Harnesses have become a central determinant of coding-agent performance, shaping how models interact with repositories, tools, and execution environments. Yet automating harness engineering is hard: a heterogeneous action space, sparse and noisy evaluation signal, multi-million-token trajectories, and edits whose effect is hard to attribute to the next round's outcomes. We introduce Agentic Harness Engineering (AHE), a framework that automates harness-level evolution by instrumenting the three stages of any engineering loop (component editing, trajectory inspection, and decision making) with matched observability pillars: (1) component observability gives every editable harness component a file-level representation so the action space is explicit and revertible; (2) experience observability distills millions of raw trajectory tokens into a layered, drill-down evidence corpus that an evolving agent can actually consume; and (3) decision observability pairs every edit with a self-declared prediction, later verified against the next round's task-level outcomes. Together, these pillars turn every edit into a falsifiable contract, so harness evolution proceeds autonomously without collapsing into trial-and-error.

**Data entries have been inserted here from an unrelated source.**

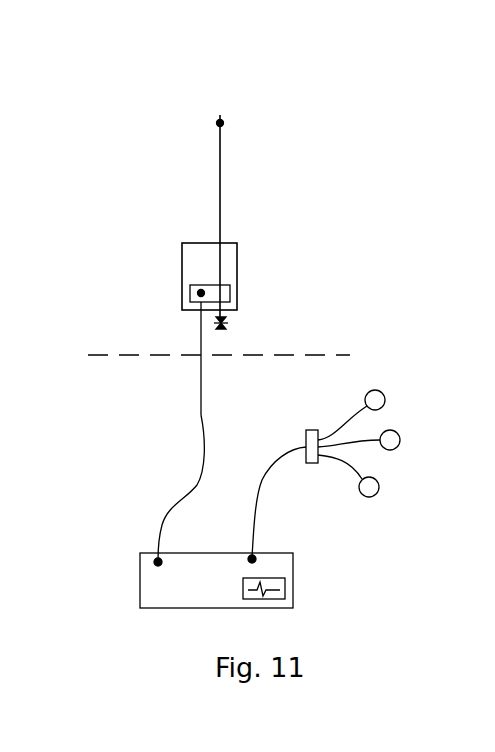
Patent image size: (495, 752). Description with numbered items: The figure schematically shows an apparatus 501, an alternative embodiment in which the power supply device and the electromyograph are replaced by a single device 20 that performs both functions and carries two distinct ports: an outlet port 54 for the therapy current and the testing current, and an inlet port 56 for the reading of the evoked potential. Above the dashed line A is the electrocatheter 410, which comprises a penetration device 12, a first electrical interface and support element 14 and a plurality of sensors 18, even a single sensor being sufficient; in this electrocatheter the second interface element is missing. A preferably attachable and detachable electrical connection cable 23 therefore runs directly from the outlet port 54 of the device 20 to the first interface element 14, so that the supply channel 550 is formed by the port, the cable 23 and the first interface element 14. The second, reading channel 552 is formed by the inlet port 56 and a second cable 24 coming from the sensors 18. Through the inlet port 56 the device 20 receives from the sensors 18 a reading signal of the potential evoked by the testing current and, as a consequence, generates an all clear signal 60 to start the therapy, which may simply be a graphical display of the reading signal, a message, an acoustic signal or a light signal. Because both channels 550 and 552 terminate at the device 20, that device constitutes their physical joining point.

The apparatus 501 is at (88, 127).
The electrocatheter 410 is at (112, 232).
The penetration device 12 is at (218, 180).
The first electrical interface and support element 14 is at (181, 277).
The dashed line A is at (125, 356).
The supply channel 550 is at (180, 405).
The electrical connection cable 23 is at (197, 480).
The reading channel 552 is at (264, 458).
The electrical connection cable 24 is at (259, 494).
The sensors 18 is at (382, 393).
The device 20 is at (138, 581).
The outlet port 54 is at (155, 561).
The inlet port 56 is at (250, 556).
The all clear signal 60 is at (278, 594).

Empirically, ten AHE iterations lift pass@1 on Terminal-Bench 2 from 69.7% to 77.0%, surpassing the human-designed harness Codex-CLI (71.9%) and the self-evolving baselines ACE and TF-GRPO. The frozen harness transfers without re-evolution: on SWE-bench-verified it tops aggregate success at 12% fewer tokens than the seed, and on Terminal-Bench 2 it yields +5.1 to +10.1pp cross-family gains across three alternate model families, indicating the evolved components encode general engineering experience rather than benchmark-specific tuning. These results position observability-driven evolution as a practical pathway to keep coding-agent harnesses continually improving.